輕嘆一聲,謝坤鴻拍了拍厲嘯天的肩膀,而後緩步離去,很快消失在黑夜中。
“好了,衆弟子都散了吧。”厲嘯天如何不明白謝坤鴻的擔憂,可那又如何,華虛所言都是事實,他自己也承認了,一切都已成定局,宗主之位,丟就丟了吧,千尋肯原諒他已經是天大的好事了,他還能奢求什麼呢?
厲嘯天走了,華虛對着那些支持他的宗門元老道:“今日幾位長老肯慷慨直言,正宗門之法,華虛謝過了。
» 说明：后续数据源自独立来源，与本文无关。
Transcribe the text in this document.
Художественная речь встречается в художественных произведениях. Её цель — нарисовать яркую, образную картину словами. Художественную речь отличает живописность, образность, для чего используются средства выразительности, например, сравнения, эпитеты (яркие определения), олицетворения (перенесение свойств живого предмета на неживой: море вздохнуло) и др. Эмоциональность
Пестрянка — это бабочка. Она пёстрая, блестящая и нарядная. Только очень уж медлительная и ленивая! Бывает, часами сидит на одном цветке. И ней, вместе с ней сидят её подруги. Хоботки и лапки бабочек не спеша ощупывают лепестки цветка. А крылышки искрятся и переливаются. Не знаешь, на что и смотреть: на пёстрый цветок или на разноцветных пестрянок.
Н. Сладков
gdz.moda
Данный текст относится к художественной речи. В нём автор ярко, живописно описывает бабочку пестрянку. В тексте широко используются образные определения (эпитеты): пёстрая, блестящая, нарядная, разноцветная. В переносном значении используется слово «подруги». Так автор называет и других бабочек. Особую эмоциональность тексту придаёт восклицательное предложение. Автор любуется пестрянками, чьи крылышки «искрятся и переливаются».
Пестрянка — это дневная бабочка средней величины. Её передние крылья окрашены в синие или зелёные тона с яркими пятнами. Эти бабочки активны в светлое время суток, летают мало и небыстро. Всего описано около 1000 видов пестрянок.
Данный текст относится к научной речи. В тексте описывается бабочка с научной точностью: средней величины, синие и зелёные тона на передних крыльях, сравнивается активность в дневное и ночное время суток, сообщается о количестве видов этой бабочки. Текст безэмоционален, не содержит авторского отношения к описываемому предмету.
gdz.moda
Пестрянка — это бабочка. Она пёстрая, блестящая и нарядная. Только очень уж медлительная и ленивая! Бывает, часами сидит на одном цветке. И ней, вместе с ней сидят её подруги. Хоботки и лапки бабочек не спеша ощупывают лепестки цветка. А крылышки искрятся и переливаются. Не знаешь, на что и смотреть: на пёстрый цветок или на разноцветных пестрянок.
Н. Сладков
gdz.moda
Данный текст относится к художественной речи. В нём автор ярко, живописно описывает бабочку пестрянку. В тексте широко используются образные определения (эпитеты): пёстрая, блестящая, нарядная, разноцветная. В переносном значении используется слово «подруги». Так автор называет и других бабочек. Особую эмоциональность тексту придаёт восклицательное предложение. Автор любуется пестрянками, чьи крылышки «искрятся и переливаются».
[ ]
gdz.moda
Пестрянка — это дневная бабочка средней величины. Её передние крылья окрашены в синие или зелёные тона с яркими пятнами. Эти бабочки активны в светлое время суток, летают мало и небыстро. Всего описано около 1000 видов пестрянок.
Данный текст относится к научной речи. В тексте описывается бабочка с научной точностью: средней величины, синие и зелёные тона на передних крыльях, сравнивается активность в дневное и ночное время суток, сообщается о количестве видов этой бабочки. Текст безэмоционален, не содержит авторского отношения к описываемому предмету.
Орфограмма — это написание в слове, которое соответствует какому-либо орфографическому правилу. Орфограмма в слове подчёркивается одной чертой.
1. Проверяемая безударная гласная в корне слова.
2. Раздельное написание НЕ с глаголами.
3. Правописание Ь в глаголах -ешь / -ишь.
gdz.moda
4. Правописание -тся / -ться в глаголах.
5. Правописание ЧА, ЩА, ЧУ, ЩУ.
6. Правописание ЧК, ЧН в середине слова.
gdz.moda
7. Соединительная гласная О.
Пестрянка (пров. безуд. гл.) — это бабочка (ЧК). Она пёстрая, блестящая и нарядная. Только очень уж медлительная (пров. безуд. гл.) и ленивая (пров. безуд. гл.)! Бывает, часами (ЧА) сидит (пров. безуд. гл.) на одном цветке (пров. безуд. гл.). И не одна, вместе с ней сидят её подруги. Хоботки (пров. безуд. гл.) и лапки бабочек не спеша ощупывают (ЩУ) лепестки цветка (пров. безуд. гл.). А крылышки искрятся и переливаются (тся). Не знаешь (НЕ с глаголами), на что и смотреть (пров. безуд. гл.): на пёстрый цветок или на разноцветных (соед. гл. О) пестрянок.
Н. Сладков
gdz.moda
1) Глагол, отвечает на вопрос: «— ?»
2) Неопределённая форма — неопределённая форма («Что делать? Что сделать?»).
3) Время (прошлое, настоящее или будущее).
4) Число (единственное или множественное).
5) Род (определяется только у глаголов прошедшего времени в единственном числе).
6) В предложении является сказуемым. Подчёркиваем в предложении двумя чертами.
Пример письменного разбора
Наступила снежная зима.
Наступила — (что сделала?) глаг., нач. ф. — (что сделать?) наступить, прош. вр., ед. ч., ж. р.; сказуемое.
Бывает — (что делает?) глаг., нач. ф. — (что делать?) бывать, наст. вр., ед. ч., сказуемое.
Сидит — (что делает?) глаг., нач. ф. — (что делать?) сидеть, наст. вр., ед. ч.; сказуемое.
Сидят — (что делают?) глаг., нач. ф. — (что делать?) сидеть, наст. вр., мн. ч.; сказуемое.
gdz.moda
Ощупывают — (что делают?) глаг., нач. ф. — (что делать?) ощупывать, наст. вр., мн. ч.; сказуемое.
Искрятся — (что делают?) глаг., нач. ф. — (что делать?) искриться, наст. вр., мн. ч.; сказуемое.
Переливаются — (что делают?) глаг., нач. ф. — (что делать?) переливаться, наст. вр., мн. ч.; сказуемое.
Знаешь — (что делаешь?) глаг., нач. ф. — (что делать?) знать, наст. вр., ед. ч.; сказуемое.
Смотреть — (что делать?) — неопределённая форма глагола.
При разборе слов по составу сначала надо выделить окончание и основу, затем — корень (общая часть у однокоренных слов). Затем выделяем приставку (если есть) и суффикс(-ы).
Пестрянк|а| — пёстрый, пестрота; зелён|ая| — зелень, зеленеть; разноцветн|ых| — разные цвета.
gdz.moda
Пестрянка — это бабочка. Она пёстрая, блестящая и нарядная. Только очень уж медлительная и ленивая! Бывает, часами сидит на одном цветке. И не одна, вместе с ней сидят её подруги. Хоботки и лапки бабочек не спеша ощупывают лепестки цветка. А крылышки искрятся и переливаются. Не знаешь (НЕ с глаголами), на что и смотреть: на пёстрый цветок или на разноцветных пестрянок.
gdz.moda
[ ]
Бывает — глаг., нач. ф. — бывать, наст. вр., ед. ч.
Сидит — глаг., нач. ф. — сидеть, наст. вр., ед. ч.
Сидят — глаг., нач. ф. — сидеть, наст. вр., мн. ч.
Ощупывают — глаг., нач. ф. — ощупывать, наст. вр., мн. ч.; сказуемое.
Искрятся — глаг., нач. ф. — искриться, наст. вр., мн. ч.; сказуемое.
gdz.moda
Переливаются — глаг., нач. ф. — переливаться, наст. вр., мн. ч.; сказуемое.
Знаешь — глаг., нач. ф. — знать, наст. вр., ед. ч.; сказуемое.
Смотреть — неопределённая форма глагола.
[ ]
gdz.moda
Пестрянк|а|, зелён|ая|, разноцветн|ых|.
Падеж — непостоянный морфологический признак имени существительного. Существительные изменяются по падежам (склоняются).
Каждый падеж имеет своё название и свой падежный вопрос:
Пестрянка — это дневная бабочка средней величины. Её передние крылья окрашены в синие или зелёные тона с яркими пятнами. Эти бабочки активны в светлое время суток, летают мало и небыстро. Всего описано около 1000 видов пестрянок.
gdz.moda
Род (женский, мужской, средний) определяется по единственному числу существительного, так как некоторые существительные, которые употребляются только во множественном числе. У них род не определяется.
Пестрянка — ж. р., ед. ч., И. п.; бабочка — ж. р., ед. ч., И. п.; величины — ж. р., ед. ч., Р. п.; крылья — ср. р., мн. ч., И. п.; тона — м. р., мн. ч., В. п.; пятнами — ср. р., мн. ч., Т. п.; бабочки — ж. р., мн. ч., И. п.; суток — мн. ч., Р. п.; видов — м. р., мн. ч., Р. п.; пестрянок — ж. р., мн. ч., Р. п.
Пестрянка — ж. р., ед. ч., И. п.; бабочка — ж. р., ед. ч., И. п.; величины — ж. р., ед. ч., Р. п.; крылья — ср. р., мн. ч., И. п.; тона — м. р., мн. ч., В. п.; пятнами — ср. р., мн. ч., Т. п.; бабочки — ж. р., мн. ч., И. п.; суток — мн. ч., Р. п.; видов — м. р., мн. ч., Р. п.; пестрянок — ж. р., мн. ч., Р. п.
”
“華長老客氣了,身爲太華宗長老,自然要爲宗門着想,豈能讓害羣之馬誤了宗門。”那幾位宗門元老笑道。
那些中立的元老們一言不發地離開了,陳長老卻是看不過去,冷道:“請出了太上長老又如何,任憑你如何陷害宗主,這宗主之位也輪不到你!”
說完拂袖而去,明明覬覦宗主之位,卻說得如此富麗堂皇,太華宗怎麼會有這樣的長老?
華虛聞言,臉色不變,繼續和幾位元老寒暄着,而後陸續離開。
宗門高層都離開了,那些弟子自然也都散了,尤其那幾個挨着秦宇的內門弟子更是跑得比兔子還快,彷彿怕秦宇對他們怎麼樣一般。
“走吧。”陽炎對着冰若言淡淡道,往住所而去。
陽炎的房間處於太華宗比較安靜的地方,這裡人也比較少,在月光照耀下更顯清幽。
回到房間,陽炎一如既往地盤膝坐在牀鋪上,打坐修煉,運轉《天陽聖法》,控制着體內靈氣運轉,淬鍊肉身,這是很枯燥乏味的事情。然而,武道一途,長路漫漫,每一步都要腳踏實地地去走,沒有捷徑,想要登上武道巔峰,就必須要耐得住這種枯燥才行。
陽炎沒有問冰若言關於神通之術的事情,雖然她可能知道,也不會對他隱瞞,然而知道了又如何?他如今只不過淬體七重罷了,還在武道之路的起點上掙扎,天階武技之上的神通之術離他還太遠,修武要求眼界開闊,要向前看,卻不能好高鶩遠,那樣對他只有壞處,沒有好處。
冰若言看着陽炎微微一笑,就在他旁邊入定修煉。
一夜無話,當一道亮光從窗外射進來,照耀在二人身上,陽炎率先睜開雙眼,呼出一口濁氣,現在的他離淬髓十成已經很近了,過不了多久就能達到,只要再達到髓若金湯的境界,他就能順利地邁入淬體八重,離煉氣境的目標又近一步。